WCGMF Discovery

Discovery Timeline

Initiative Strategy

Encouraged connections between communities, state and regional organizations, and school system



Prior to Discovery, the Memorial Fund's Children First initiative contributed to important changes for early education in Connecticut, including the passage of the School Readiness Act in 1997. This legislation provided preschool opportunities for 6,500 children and was a major victory. 

From 1999-2005, there was little growth in the program. The level of growth that did occur was not enough to expand programs to serve all children. Further, demographic shifts meant there were pockets of poverty and new immigrant populations across the state. Though the School Readiness Act was groundbreaking, sustaining the momentum was challenging.
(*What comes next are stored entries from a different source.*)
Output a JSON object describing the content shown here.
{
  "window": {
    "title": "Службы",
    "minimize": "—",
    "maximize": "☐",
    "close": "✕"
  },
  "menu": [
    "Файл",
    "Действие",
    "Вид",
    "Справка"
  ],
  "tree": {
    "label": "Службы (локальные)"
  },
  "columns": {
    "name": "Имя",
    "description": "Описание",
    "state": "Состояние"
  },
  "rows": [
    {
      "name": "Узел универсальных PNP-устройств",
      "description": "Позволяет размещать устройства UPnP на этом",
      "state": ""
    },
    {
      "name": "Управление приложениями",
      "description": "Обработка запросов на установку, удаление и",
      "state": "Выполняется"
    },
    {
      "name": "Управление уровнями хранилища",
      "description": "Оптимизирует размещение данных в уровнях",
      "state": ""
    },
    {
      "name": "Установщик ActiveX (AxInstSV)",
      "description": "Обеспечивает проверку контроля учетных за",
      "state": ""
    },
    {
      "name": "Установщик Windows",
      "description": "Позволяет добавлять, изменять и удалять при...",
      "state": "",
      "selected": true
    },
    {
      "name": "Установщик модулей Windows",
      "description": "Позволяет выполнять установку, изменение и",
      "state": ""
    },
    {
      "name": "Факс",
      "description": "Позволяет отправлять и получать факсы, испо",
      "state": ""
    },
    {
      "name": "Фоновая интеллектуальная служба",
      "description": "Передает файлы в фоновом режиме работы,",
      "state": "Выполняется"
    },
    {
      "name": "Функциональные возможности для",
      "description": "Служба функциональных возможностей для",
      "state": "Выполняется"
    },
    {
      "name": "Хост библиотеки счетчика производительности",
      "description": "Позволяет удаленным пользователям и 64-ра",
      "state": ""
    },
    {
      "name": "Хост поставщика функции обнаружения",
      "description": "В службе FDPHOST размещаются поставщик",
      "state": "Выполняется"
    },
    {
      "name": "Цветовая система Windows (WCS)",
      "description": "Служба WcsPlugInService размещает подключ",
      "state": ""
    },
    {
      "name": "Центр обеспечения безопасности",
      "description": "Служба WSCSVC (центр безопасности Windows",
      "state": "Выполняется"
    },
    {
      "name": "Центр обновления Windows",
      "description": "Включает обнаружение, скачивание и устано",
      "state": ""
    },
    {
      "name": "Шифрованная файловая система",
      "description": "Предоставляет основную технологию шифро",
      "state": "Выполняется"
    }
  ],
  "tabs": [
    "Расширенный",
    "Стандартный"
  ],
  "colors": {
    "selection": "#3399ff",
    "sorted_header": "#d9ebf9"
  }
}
A key assumption underlying Discovery is that a broad base of engaged communities and collaboration among stakeholders is needed to sustain policy changes and investment in early childhood education. The policy and community grantmaking strategies had not been closely integrated in Children First and the Memorial Fund sought to align these strategies in Discovery. 

The Strategy

These lessons informed the framework of Discovery. Through the Children First experience, the Memorial Fund recognized a need for multiple levers of change. Moreover, many stakeholders, representing different perspectives, need to be pushing on those levers to make lasting impact. 

As a result, Discovery is guided by three main strategies:

  • Engaging Connecticut communities, through local collaboratives, in building and implementing a local early care and education agenda
  • Developing a statewide and regional network that supports the local communities and seeks state level change in policy and practice
  • Fostering instructional leadership

From the first days of Discovery, the Memorial Fund conceived of an organized, coordinated network of Discovery communities, statewide partners and champions working together across the state on behalf of young children. Staff referred to this as the "50th community." However, two things were needed to advance this goal: an infrastructure for moblization and planning and established relationships between and among individual communities and statewide policy organizations. 
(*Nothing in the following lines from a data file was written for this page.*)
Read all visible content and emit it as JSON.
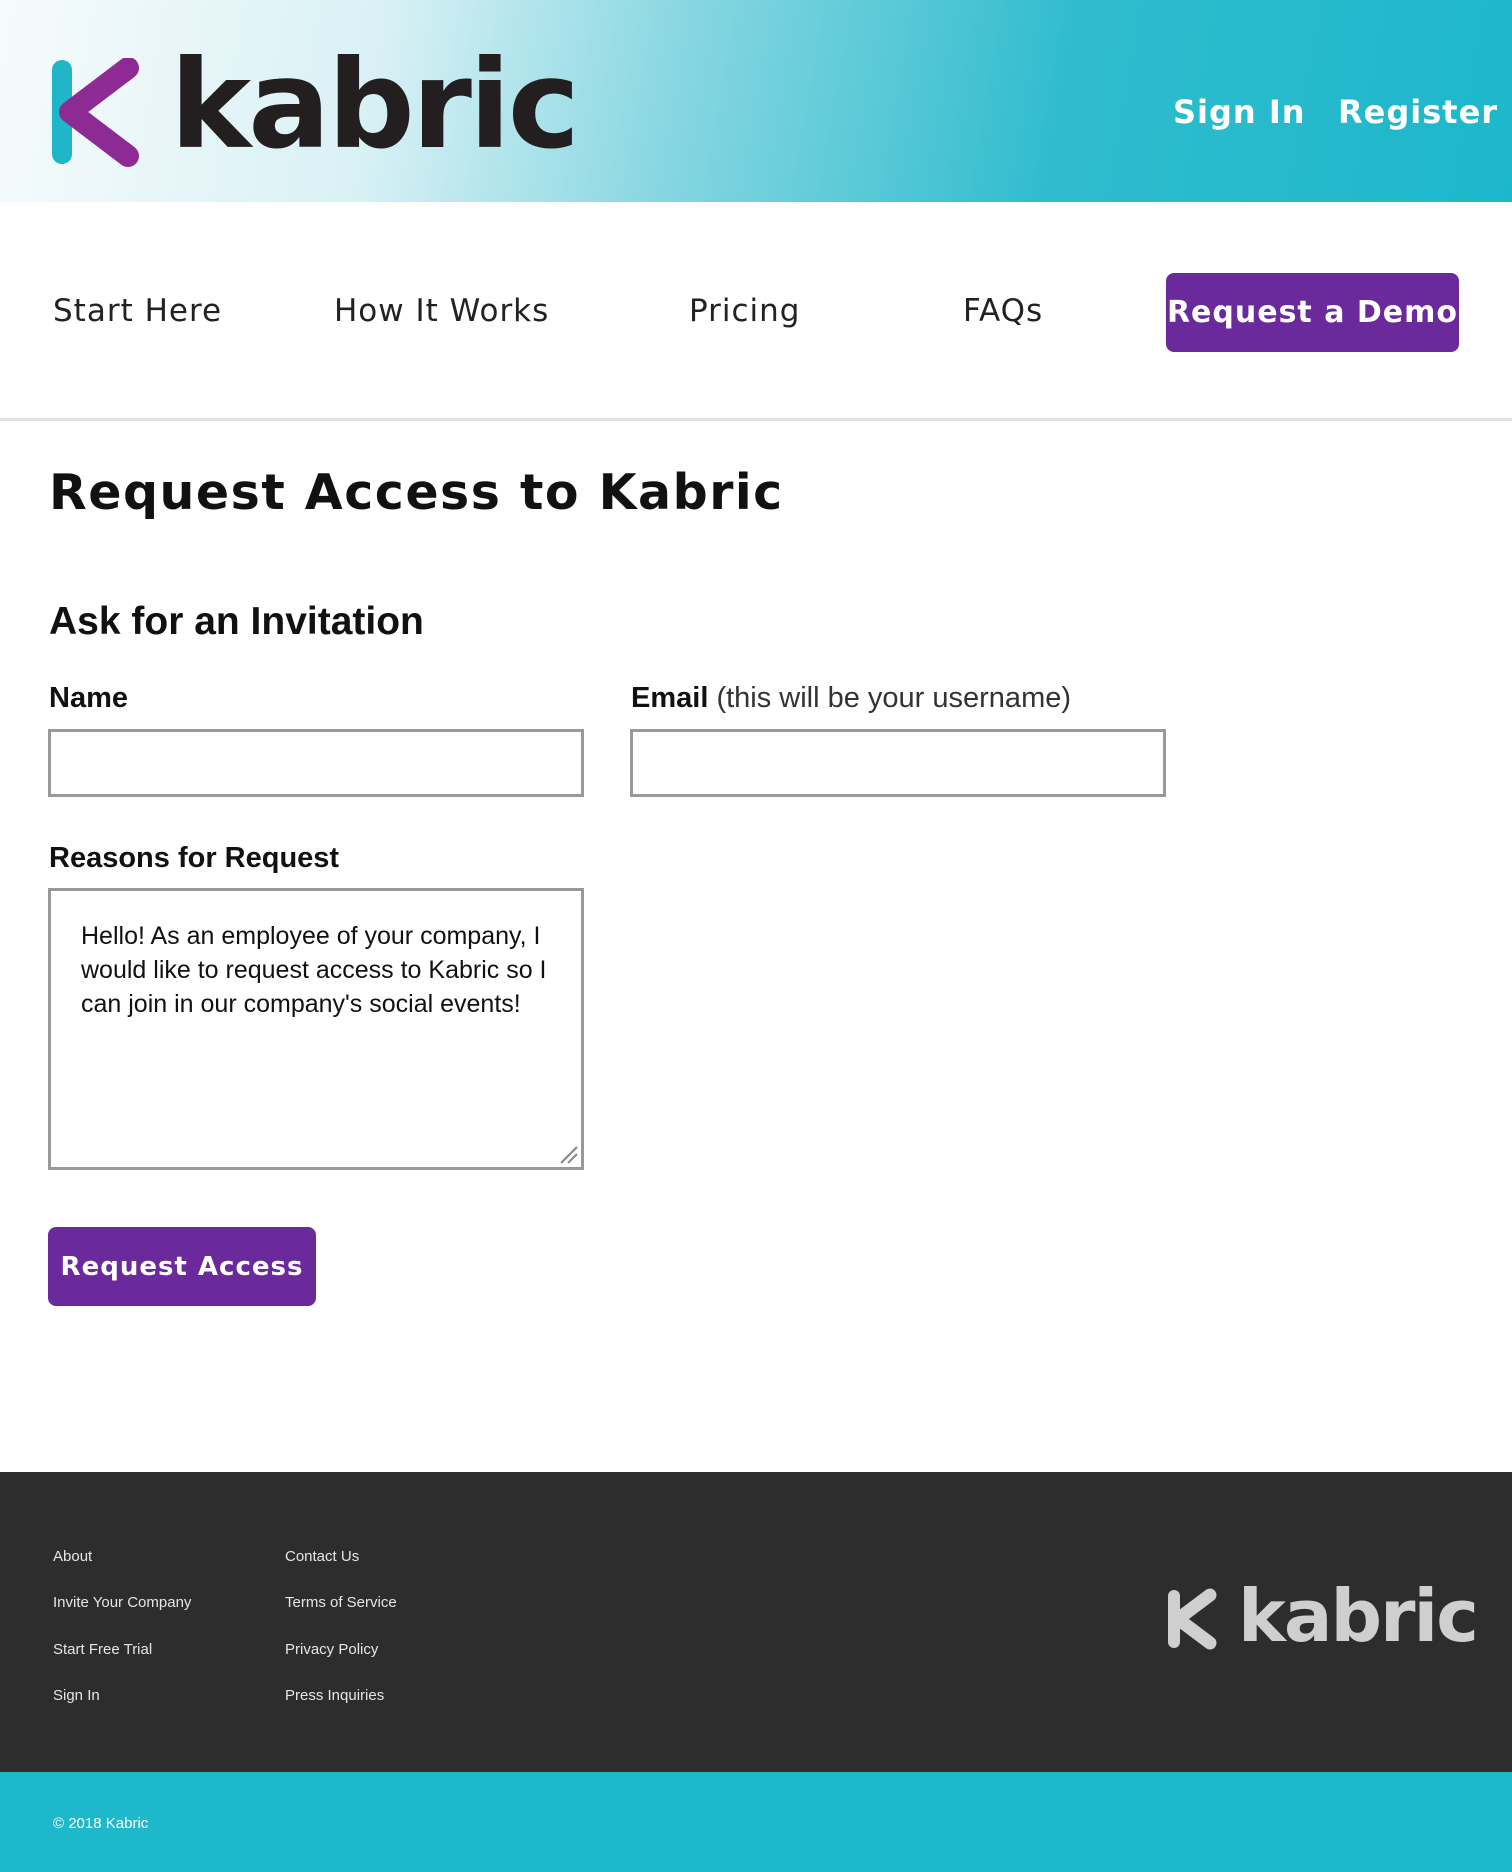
{
  "header": {
    "logo_text": "kabric",
    "sign_in": "Sign In",
    "register": "Register"
  },
  "nav": {
    "items": [
      {
        "label": "Start Here"
      },
      {
        "label": "How It Works"
      },
      {
        "label": "Pricing"
      },
      {
        "label": "FAQs"
      }
    ],
    "demo_button": "Request a Demo"
  },
  "main": {
    "title": "Request Access to Kabric",
    "section_title": "Ask for an Invitation",
    "name_label": "Name",
    "name_value": "",
    "email_label": "Email",
    "email_hint": "(this will be your username)",
    "email_value": "",
    "reasons_label": "Reasons for Request",
    "reasons_value": "Hello! As an employee of your company, I would like to request access to Kabric so I can join in our company's social events!",
    "submit_button": "Request Access"
  },
  "footer": {
    "col1": [
      "About",
      "Invite Your Company",
      "Start Free Trial",
      "Sign In"
    ],
    "col2": [
      "Contact Us",
      "Terms of Service",
      "Privacy Policy",
      "Press Inquiries"
    ],
    "logo_text": "kabric",
    "copyright": "© 2018 Kabric"
  },
  "colors": {
    "brand_teal": "#1db7cb",
    "brand_purple": "#6b2a9c",
    "footer_dark": "#2d2d2e"
  },
  "icons": [
    "kabric-logo-mark-icon",
    "resize-grip-icon"
  ]
}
The first several years of Discovery were focused on supporting communities and statewide policy organizations to build their own infrastructure, capacities, and relationships .

Lessons Learned

The Challenges of Supporting 49 Communities

Supporting 49 communities was not easy. For example, staff attempted to take on the role of on-site coach to communities, but quickly learned that this would not work. The role was too time intensive and their role as funder had the potential to create a barrier to open communication. The staff "fired" themselves and hired consultants to fill the role of community liaison. Liaisons acted as a resource, providing feedback, connecting communities to each other, and linking the Memorial Fund values and approach to the work in communities.

Staff also learned early on about the particular challenges of delivering technical assistance to 49 communities. Communities were starting at very different places and technical assistance needed to be flexible to meet communities' needs as they occurred at different points in time. Traveling to and attending workshops was challenging for community collaboratives with few or no full-time staff. Rather than offering many individual workshops, the offerings needed to be directly useful to the work on the ground.

Building Capacity and Relationships Takes Time and is Not Linear

In implementing this design, the Memorial Fund learned that it takes time and an intentional strategy to build capacity and develop strong and trusting relationships within and among communities, between communities and statewide organizations, and between grantees and the funder. Not all of the "pieces" of a network develop at the same pace or in the same way.

For example, in communities that had a cohesive group of stakeholders already working on these issues at the beginning of Discovery, the work might be years ahead of communities that had little or no such experience. Similarly, at the beginning of Discovery, statewide policy organizations needed time to find their individual "niches" and build the relationships required for a deep level of collaboration. The ability to collaborate at this level led to the creation of the Early Childhood Alliance.

The development of the work was not necessarily linear. Changes in environment, staff, or leadership could focus the attention of the community group or organization "inward," distracting them from collaborative goals and activities. Likewise, such a change could spark or galvanize work and create momentum.